The mayor at the time, Michael Laws, said the bylaw was a response to increasing gang tensions in the district, mostly between the Mongrel Mob, Hells Angels and Black Power.

A 2007 referendum showed most voters in Whanganui supported a ban on gang patches, with 65% of people in favour of the move.

A bill was introduced in Parliament that year, proposing to give Whanganui District Council the power to ban gang insignia in specified areas.

The Wanganui District Council (Prohibition of Gang Insignia) Act eventually passed in 2009.

Labour, the Green Party, the Māori Party and Progressive Party all opposed the bill in its final reading, as did two of ACT’s MPs, Heather Roy and Roger Douglas.

ACT’s three other MPs — Rodney Hide, David Garrett and John Boscawen — voted for the bill, which proved crucial given it only passed by 62 to 59.

First arrest in September 2009

Whanganui District Council passed its bylaw in July 2009. It meant people could be fined up to $2000 for wearing gang insignia in public.

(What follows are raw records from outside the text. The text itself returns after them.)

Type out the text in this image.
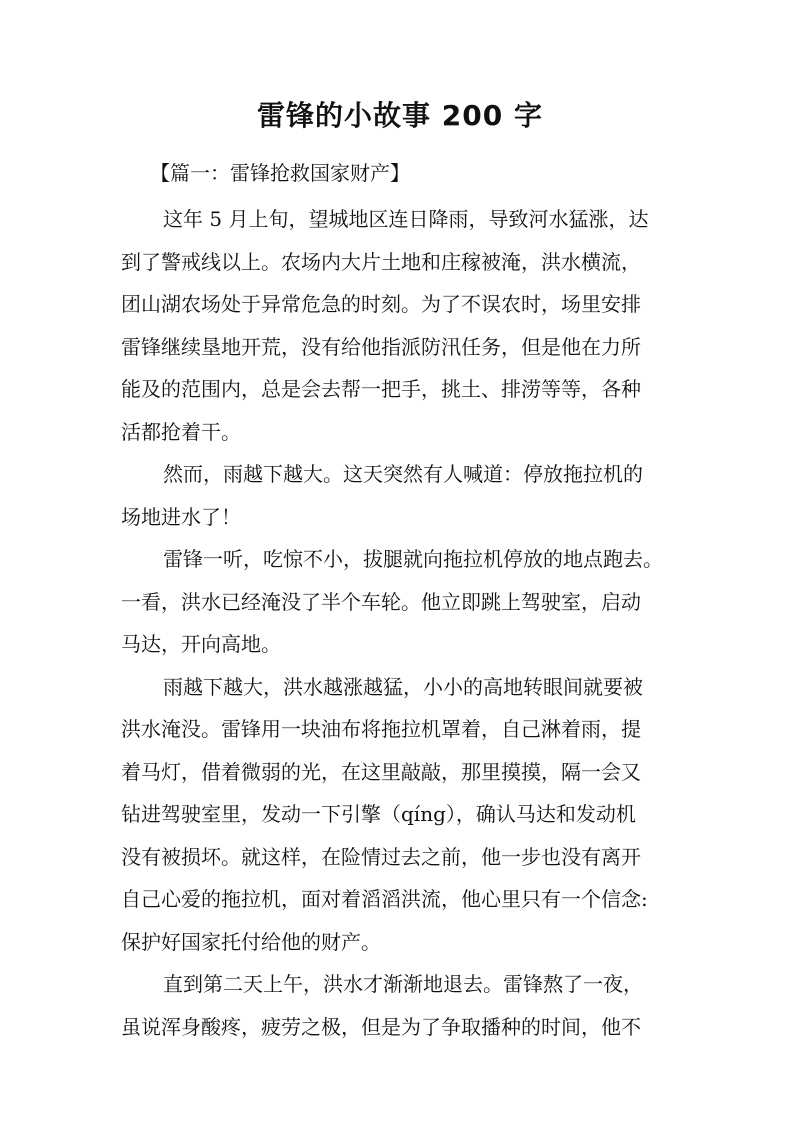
雷锋的小故事 200 字
【篇一：雷锋抢救国家财产】
这年 5 月上旬，望城地区连日降雨，导致河水猛涨，达
到了警戒线以上。农场内大片土地和庄稼被淹，洪水横流，
团山湖农场处于异常危急的时刻。为了不误农时，场里安排
雷锋继续垦地开荒，没有给他指派防汛任务，但是他在力所
能及的范围内，总是会去帮一把手，挑土、排涝等等，各种
活都抢着干。
然而，雨越下越大。这天突然有人喊道：停放拖拉机的
场地进水了！
雷锋一听，吃惊不小，拔腿就向拖拉机停放的地点跑去。
一看，洪水已经淹没了半个车轮。他立即跳上驾驶室，启动
马达，开向高地。
雨越下越大，洪水越涨越猛，小小的高地转眼间就要被
洪水淹没。雷锋用一块油布将拖拉机罩着，自己淋着雨，提
着马灯，借着微弱的光，在这里敲敲，那里摸摸，隔一会又
钻进驾驶室里，发动一下引擎（qíng），确认马达和发动机
没有被损坏。就这样，在险情过去之前，他一步也没有离开
自己心爱的拖拉机，面对着滔滔洪流，他心里只有一个信念:
保护好国家托付给他的财产。
直到第二天上午，洪水才渐渐地退去。雷锋熬了一夜，
虽说浑身酸疼，疲劳之极，但是为了争取播种的时间，他不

The ban on gang patches in public then came into effect on September 1, with police making their first arrest under the bylaw that same day. A 21-year-old was stopped for speeding and arrested for wearing a gang patch.

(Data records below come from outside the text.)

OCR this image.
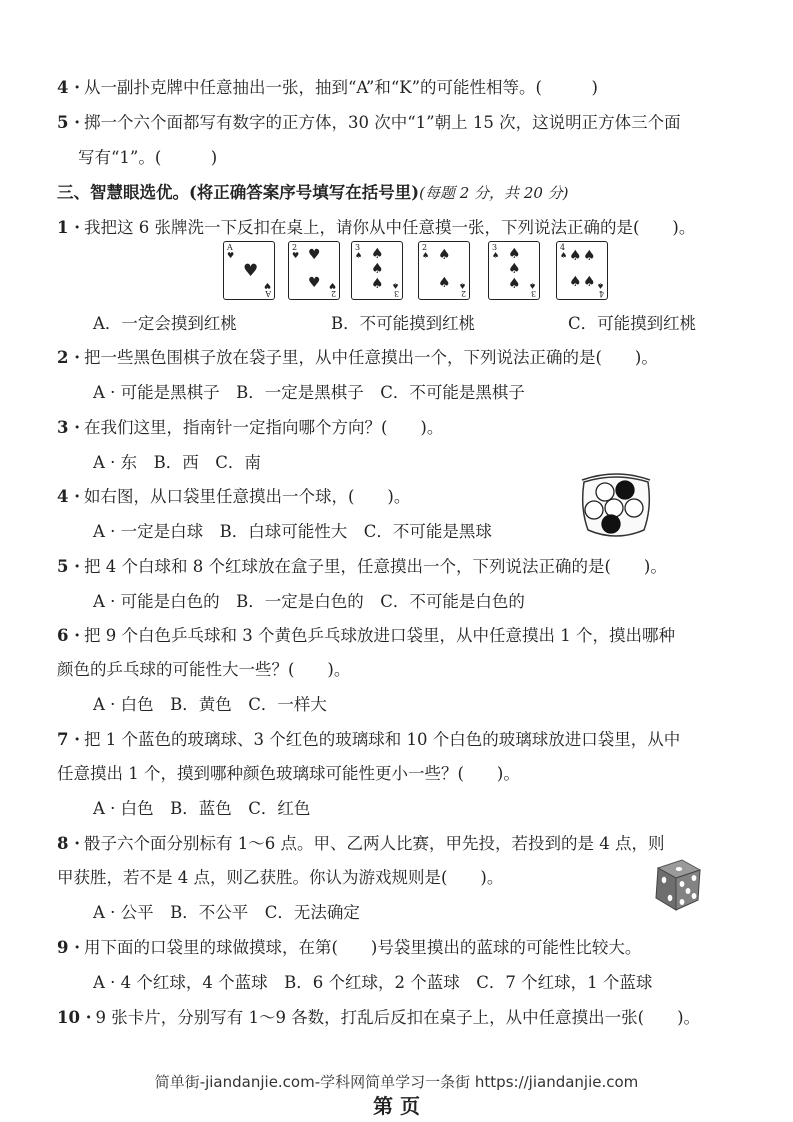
4 · 从一副扑克牌中任意抽出一张，抽到“A”和“K”的可能性相等。(　　　)
5 · 掷一个六个面都写有数字的正方体，30 次中“1”朝上 15 次，这说明正方体三个面
写有“1”。(　　　)
三、智慧眼选优。(将正确答案序号填写在括号里)(每题 2 分，共 20 分)
1 · 我把这 6 张牌洗一下反扣在桌上，请你从中任意摸一张，下列说法正确的是(　　)。
A
♥
♥
A
♥
2
♥ ♥
♥
2
♥
3
♠ ♠
♠
♠
3
♠
2
♠ ♠
♠
2
♠
3
♠ ♠
♠
♠
3
♠
4
♠ ♠ ♠
♠ ♠
4
♠
A．一定会摸到红桃	B．不可能摸到红桃	C．可能摸到红桃
2 · 把一些黑色围棋子放在袋子里，从中任意摸出一个，下列说法正确的是(　　)。
A · 可能是黑棋子　B．一定是黑棋子　C．不可能是黑棋子
3 · 在我们这里，指南针一定指向哪个方向？(　　)。
A · 东　B．西　C．南
4 · 如右图，从口袋里任意摸出一个球，(　　)。
A · 一定是白球　B．白球可能性大　C．不可能是黑球
5 · 把 4 个白球和 8 个红球放在盒子里，任意摸出一个，下列说法正确的是(　　)。
A · 可能是白色的　B．一定是白色的　C．不可能是白色的
6 · 把 9 个白色乒乓球和 3 个黄色乒乓球放进口袋里，从中任意摸出 1 个，摸出哪种
颜色的乒乓球的可能性大一些？(　　)。
A · 白色　B．黄色　C．一样大
7 · 把 1 个蓝色的玻璃球、3 个红色的玻璃球和 10 个白色的玻璃球放进口袋里，从中
任意摸出 1 个，摸到哪种颜色玻璃球可能性更小一些？(　　)。
A · 白色　B．蓝色　C．红色
8 · 骰子六个面分别标有 1～6 点。甲、乙两人比赛，甲先投，若投到的是 4 点，则
甲获胜，若不是 4 点，则乙获胜。你认为游戏规则是(　　)。
A · 公平　B．不公平　C．无法确定
9 · 用下面的口袋里的球做摸球，在第(　　)号袋里摸出的蓝球的可能性比较大。
A · 4 个红球，4 个蓝球　B．6 个红球，2 个蓝球　C．7 个红球，1 个蓝球
10 · 9 张卡片，分别写有 1～9 各数，打乱后反扣在桌子上，从中任意摸出一张(　　)。
简单街-jiandanjie.com-学科网简单学习一条街 https://jiandanjie.com
第 页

There were 13 prosecutions for wearing gang insignia in the first nine months of the bylaw.

Hells Angels seek judicial review

A year after the council passed its bylaw, the Hells Angels sought a judicial review of the ban, saying the bylaw was invalid.

Justice Denis Clifford agreed.

His High Court judgment found the bylaw didn’t specify which public spaces the ban applied, making it invalid under national law.

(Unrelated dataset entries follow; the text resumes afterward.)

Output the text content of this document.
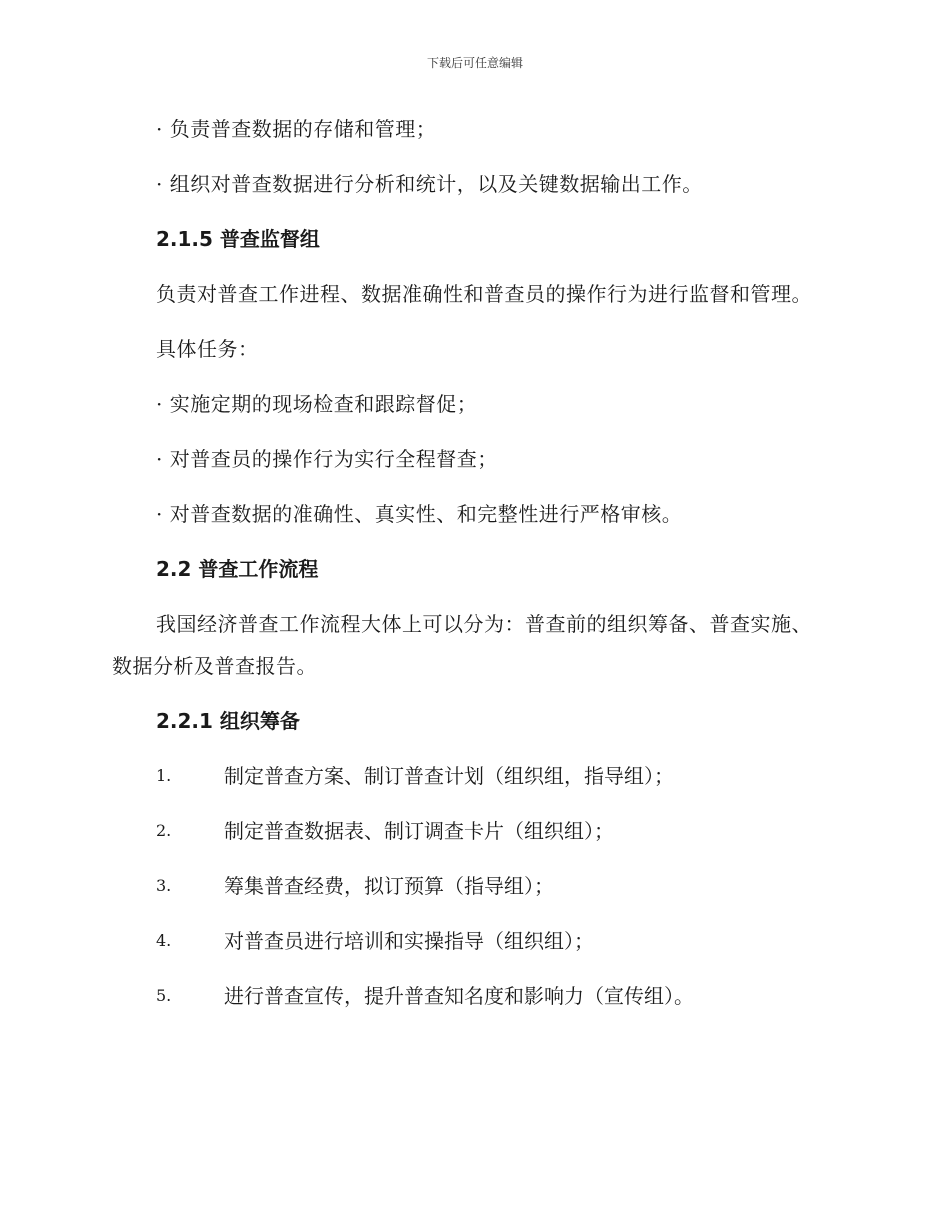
下载后可任意编辑

· 负责普查数据的存储和管理；

· 组织对普查数据进行分析和统计，以及关键数据输出工作。

2.1.5 普查监督组

负责对普查工作进程、数据准确性和普查员的操作行为进行监督和管理。

具体任务：

· 实施定期的现场检查和跟踪督促；

· 对普查员的操作行为实行全程督查；

· 对普查数据的准确性、真实性、和完整性进行严格审核。

2.2 普查工作流程

我国经济普查工作流程大体上可以分为：普查前的组织筹备、普查实施、数据分析及普查报告。

2.2.1 组织筹备
1.	制定普查方案、制订普查计划（组织组，指导组）；
2.	制定普查数据表、制订调查卡片（组织组）；
3.	筹集普查经费，拟订预算（指导组）；
4.	对普查员进行培训和实操指导（组织组）；
5.	进行普查宣传，提升普查知名度和影响力（宣传组）。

National to attempt wider ban on gang patches

The incoming government is planning a new raft of measures against gangs.

National wants to make it illegal to wear gang patches in all public places. Its full policy document says tattoos will be exempt from this, although as mentioned earlier, National MPs are already making noises about gang members having to cover up tattoos.

As well as the patch ban, National wants to give police the power to stop gangs gathering in public and to stop gang offenders from communicating with each other.

National would also give police greater powers to search gang members for firearms and make gang membership an aggravating factor at sentencing. These proposed new laws are part of National’s 100-day action plan.

National’s potential coalition partners have not promised a ban on gang patches but have released other policies aimed at gangs.

ACT wants Gang Control Orders, as well as increased police powers to seize assets of gang members found with illegal firearms.

New Zealand First, meanwhile, wants to fund tattoo removal for rehabilitated gang members in prison and create gang-only prisons to reduce recruitment of new gang members. The party also wants gangs designated as terrorist organisations.

Senior Mongrel Mob member Harry Tam has previously said such policies won’t address the root causes of gang violence.

He told Breakfast in June that “we can’t actually arrest our way out of this problem”.

"This problem has been ongoing for decades, and I haven't seen a policy that actually addresses the causes of gang membership."